There is a short run for the RSC's production of THE WINTER'S
TALE now at the Roundhouse (until 1 January 2011). Not
so many people know this play as well as Othello, although, like
Othello, the King of Sicilia is suspicious of his wife but here
he builds it up in his own mind just by watching his wife, Paulina's
kindness to their guest Polixenes, the King of Bohemia without any
Iago to influence him. His servant Camillo tells him it is untrue
as do all the other courtiers he asks and even when he consults
the Oracle of Apollo Leontes refuses to accept the answer. The great
tragedy occurs when pregnant Hermione is thrust into prison and
following her trial has the baby girl taken from her as Leontes
insists the child is not his but Polixenes'. However Antigonus saves
the baby and leaves her in a forest as he "exits pursued by a bear"
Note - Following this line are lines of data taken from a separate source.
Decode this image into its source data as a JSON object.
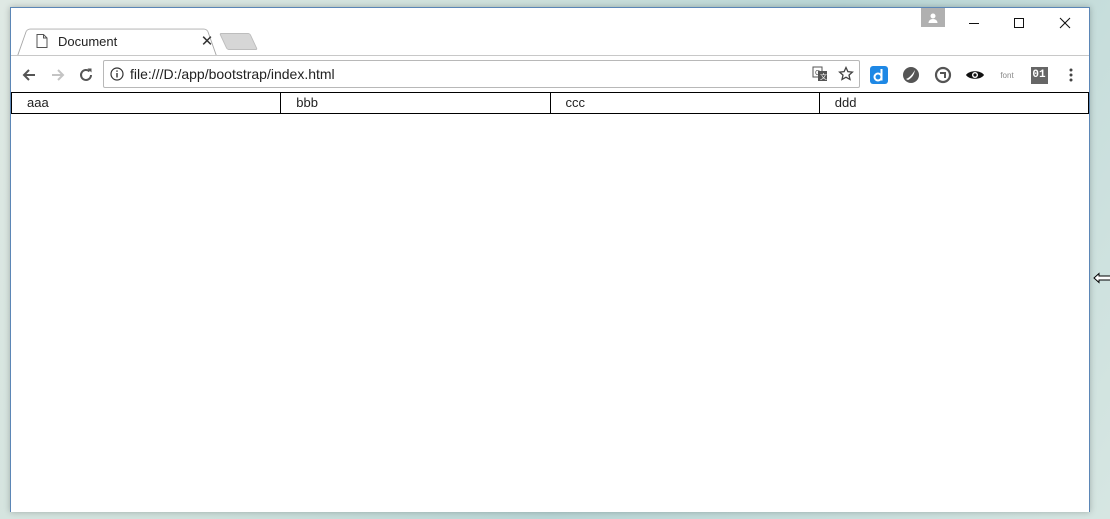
{
  "tab": {
    "title": "Document",
    "close": "✕"
  },
  "address": {
    "url": "file:///D:/app/bootstrap/index.html"
  },
  "extensions": {
    "font_label": "font",
    "binary_label": "01"
  },
  "page": {
    "cells": [
      "aaa",
      "bbb",
      "ccc",
      "ddd"
    ]
  }
}
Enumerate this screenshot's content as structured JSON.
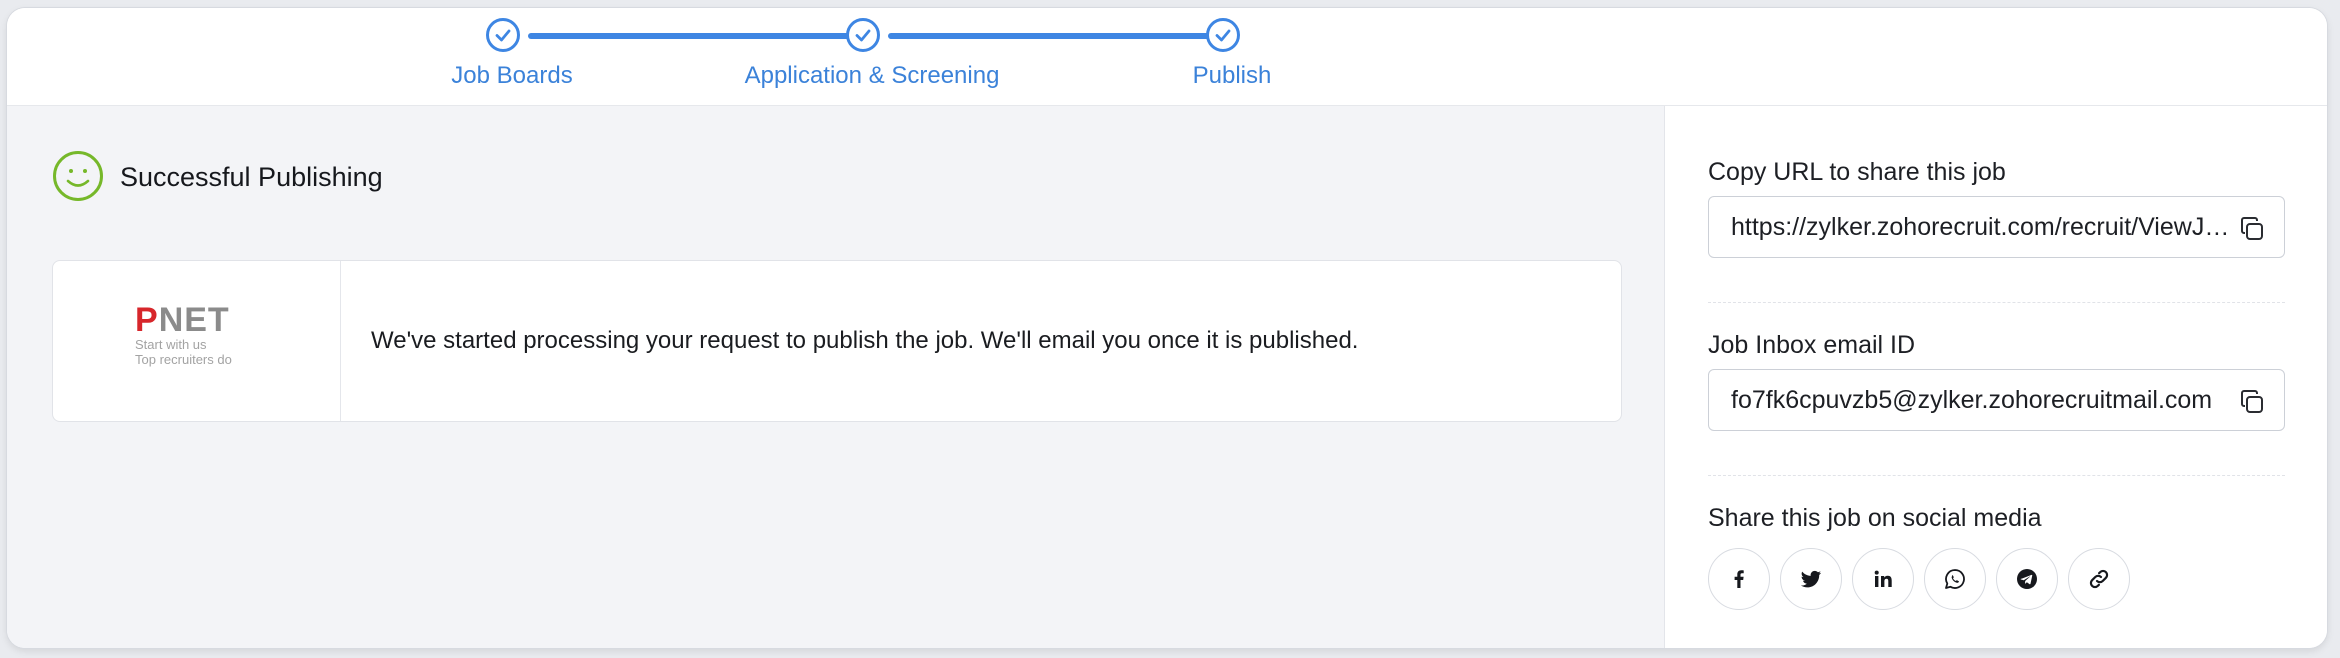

- in this case a giant puppet, which looks as though it has been
made from papier mache.
When we are suddenly 16 years forward in time, Perdita, who has
been found and brought up by an old shepherd, is a lovely young
lady in love with Florizel, Polixenes' son. Back at the court Paulina
is said to be dead, however there is a statue in her likeness…but
go and see it for yourselves, especially if you have never seen
it before. The play is directed by David Farr in a very clear manner
so that the conversation between the Queen and her son, Mamillius,
Mamillius: Merry or sad shall it be?
Hermione: As merry as you will.
Mamillius: A sad tale's best for winter.
||ACT 2 SCENE 1
Kelly Hunter is very moving as Hermione particularly at her trial when she appears immediately after giving birth in a dress with blood on it and there is a lovely performance by Noma Dumezweni as Paulina, who is not afraid to show the baby to her father in an attempt to persuade Leontes to believe in his wife. And both she and Greg Hicks bring the audience close to tears in the final scene. While cute, Samantha Young's Perdita looks somewhat older than 16. Once again the scene of revels in Bohemia is somewhat coarse - it is obviously meant to be but seems not to fit in with the rest. Greg Hicks manages to portray well Leontes anguish at his own jealous behaviour. Hicks, an underrated actor who, is at last coming into prominence, gives a sincere performance and although he performs a number of horrendous deeds one can't help feeling sympathetic to him. At Stratford this was a very good production, at the Roundhouse it is an excellent one.